The Burmese government has announced that 37 parties will run in elections this year but they cannot begin canvassing on television and radio until later this month.

The list of parties approved by the Election Commission (EC) to run was published in the state-run New Light of Myanmar newspaper today in the same column that it announced the formal dissolution of the opposition National League for Democracy, winners of Burma’s last election in 1990. Their absence has become a potent symbol of the controversy surrounding the elections.

The 37 approved are a mixed bag of opposition, pro-junta and ‘third force’ parties, the latter outwardly allied to neither opposition nor incumbent. Among the scope of parties are candidates from either end of Burma’s political spectrum, with former senior NLD members to be pitted against the current Burmese prime minister.

What the list doesn’t portray is the significant clout that pro-junta parties hold over the competition, with the two key proxies of the junta, the Union Solidarity and Development Party (USDP) and National Unity Party (NUP), likely to field close to 1000 candidates each.
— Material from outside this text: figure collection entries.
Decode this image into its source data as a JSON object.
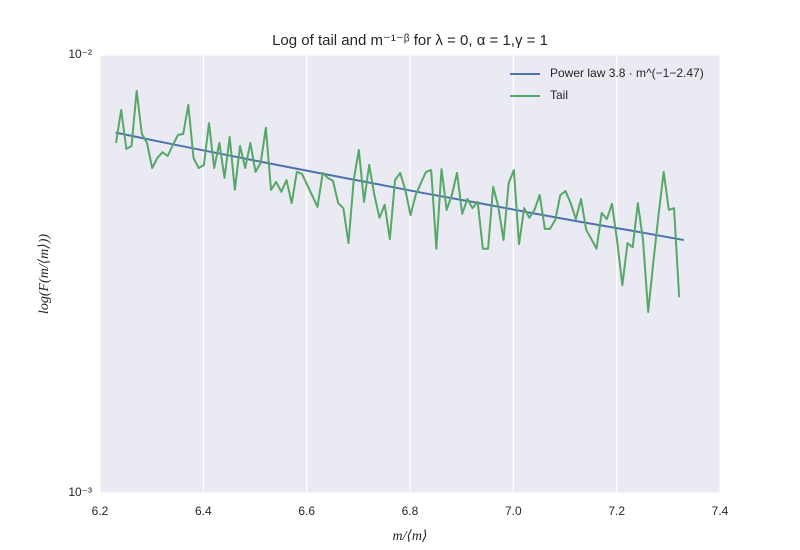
{
  "chart_data": {
    "type": "line",
    "title": "Log of tail and m⁻¹⁻ᵝ for λ = 0, α = 1,γ = 1",
    "x_label": "m/⟨m⟩",
    "y_label": "log(F(m/⟨m⟩))",
    "yscale": "log",
    "grid": true,
    "legend": "upper right",
    "xlim": [
      6.2,
      7.4
    ],
    "xticks": [
      6.2,
      6.4,
      6.6,
      6.8,
      {
        "value": 7,
        "label": "7.0"
      },
      7.2,
      7.4
    ],
    "ylim": [
      0.001,
      0.01
    ],
    "yticks": [
      {
        "value": 0.001,
        "label": "10⁻³"
      },
      {
        "value": 0.01,
        "label": "10⁻²"
      }
    ],
    "series": [
      {
        "name": "Power law  3.8 · m^(−1−2.47)",
        "color": "#4c72b0",
        "x": [
          6.23,
          6.33,
          6.43,
          6.53,
          6.63,
          6.73,
          6.83,
          6.93,
          7.03,
          7.13,
          7.23,
          7.33
        ],
        "values": [
          0.00665,
          0.00629,
          0.00596,
          0.00565,
          0.00536,
          0.00509,
          0.00483,
          0.0046,
          0.00437,
          0.00416,
          0.00397,
          0.00378
        ]
      },
      {
        "name": "Tail",
        "color": "#55a868",
        "x": [
          6.231,
          6.241,
          6.251,
          6.261,
          6.271,
          6.281,
          6.291,
          6.301,
          6.311,
          6.321,
          6.331,
          6.341,
          6.351,
          6.361,
          6.371,
          6.381,
          6.391,
          6.401,
          6.411,
          6.421,
          6.431,
          6.441,
          6.451,
          6.461,
          6.471,
          6.481,
          6.491,
          6.501,
          6.511,
          6.521,
          6.531,
          6.541,
          6.551,
          6.561,
          6.571,
          6.581,
          6.591,
          6.601,
          6.611,
          6.621,
          6.631,
          6.641,
          6.651,
          6.661,
          6.671,
          6.681,
          6.691,
          6.701,
          6.711,
          6.721,
          6.731,
          6.741,
          6.751,
          6.761,
          6.771,
          6.781,
          6.791,
          6.801,
          6.811,
          6.821,
          6.831,
          6.841,
          6.851,
          6.861,
          6.871,
          6.881,
          6.891,
          6.901,
          6.911,
          6.921,
          6.931,
          6.941,
          6.951,
          6.961,
          6.971,
          6.981,
          6.991,
          7.001,
          7.011,
          7.021,
          7.031,
          7.041,
          7.051,
          7.061,
          7.071,
          7.081,
          7.091,
          7.101,
          7.111,
          7.121,
          7.131,
          7.141,
          7.151,
          7.161,
          7.171,
          7.181,
          7.191,
          7.201,
          7.211,
          7.221,
          7.231,
          7.241,
          7.251,
          7.261,
          7.271,
          7.281,
          7.291,
          7.301,
          7.311,
          7.321
        ],
        "values": [
          0.0063,
          0.00749,
          0.0061,
          0.0062,
          0.00828,
          0.0066,
          0.0063,
          0.00552,
          0.00582,
          0.006,
          0.00588,
          0.00623,
          0.00657,
          0.0066,
          0.00769,
          0.00582,
          0.00552,
          0.00561,
          0.00699,
          0.00552,
          0.0063,
          0.00524,
          0.0065,
          0.00492,
          0.0062,
          0.00552,
          0.0063,
          0.00541,
          0.00567,
          0.00682,
          0.00492,
          0.00513,
          0.00487,
          0.00518,
          0.00459,
          0.00541,
          0.00535,
          0.00505,
          0.00477,
          0.0045,
          0.00538,
          0.00524,
          0.00516,
          0.00459,
          0.00447,
          0.00372,
          0.00518,
          0.00607,
          0.00462,
          0.00561,
          0.00479,
          0.00425,
          0.00455,
          0.0038,
          0.00518,
          0.00538,
          0.00492,
          0.00431,
          0.00479,
          0.0051,
          0.00541,
          0.00546,
          0.00361,
          0.00549,
          0.00443,
          0.00479,
          0.00538,
          0.00434,
          0.00469,
          0.00447,
          0.00462,
          0.00361,
          0.00361,
          0.005,
          0.0045,
          0.00378,
          0.0051,
          0.00546,
          0.0037,
          0.00447,
          0.00425,
          0.00443,
          0.00479,
          0.00401,
          0.00401,
          0.0042,
          0.00479,
          0.00489,
          0.00459,
          0.00422,
          0.00469,
          0.00399,
          0.0038,
          0.00361,
          0.00436,
          0.00422,
          0.00457,
          0.00376,
          0.00298,
          0.00372,
          0.00364,
          0.00459,
          0.00378,
          0.00259,
          0.00337,
          0.00431,
          0.00541,
          0.00443,
          0.00447,
          0.0028
        ]
      }
    ]
  }
}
In contrast, three of the most prominent opposition and third force parties – the National Democratic Force (NDF), the Democratic Party (DP) and the Union Democracy Party (UDP) – will between them field less than 230.

Regulations governing parties’ abilities to campaign on television and radio have also been reaffirmed: no media work shall be done prior to 24 September and after 30 October, eight days prior to the vote.

Parties wishing to broadcast campaign messages must “apply with the manuscript for permission to the Union Election Commission at least seven days ahead of the date,” the newspaper said. “The application must not exceed seven A4-size pages.”

Even after the manuscript is approved, speakers must stick to stringent las set by the junta-appointed EC that include a ban on content that will “harm ‘non-disintegration of the Union’…‘perpetuation of sovereignty’ [and] that can harm security, the rule of law, and community peace,” the New Light said. Parties are also ordered not to “disobey” or “tarnish the image of the State”. No further definition of these laws is given.

The parties eligible to compete in the 7 November polls, Burma’s first in 20 years, are as follows:

Mro or Khami National Solidarity Organization (MKNSO), National Unity Party, Lahu National Development Party, Kokang Democracy and Unity Party, Pa-O National Organization (PNO), Democratic Party (Myanmar), Kayan National Party, Rakhine State National Force of Myanmar, Kayin Peoples Party, Wa National Unity Party, Taaung (Palaung) National Party, All Mon Region Democracy Party, Democracy and Peace Party, Shan Nationalities Democratic Party, United Democratic Party (UDP), 88 Generation Student Youths (Union of Myanmar), Union of Myanmar Federation of National Politics, National Political Alliances League, Chin National Party, Wunthanu NLD (Union of Myanmar), New Era People’s Party, Union Democracy Party, Peace and Diversity Party, Chin Progressive Party, Inn National Development Party, Rakhine Nationalities Development Party, Wa Democratic Party, Phalon-Sawaw Democratic Party, National Democratic Party for Development, Union Solidarity and Development Party, Ethnic National Development Party, Kaman National Progressive Party, Khami National Development Party, National Democratic Force Party, Unity and Democracy Party (Kachin State), Kayin State Democracy and Development Party, National Development and Peace Party.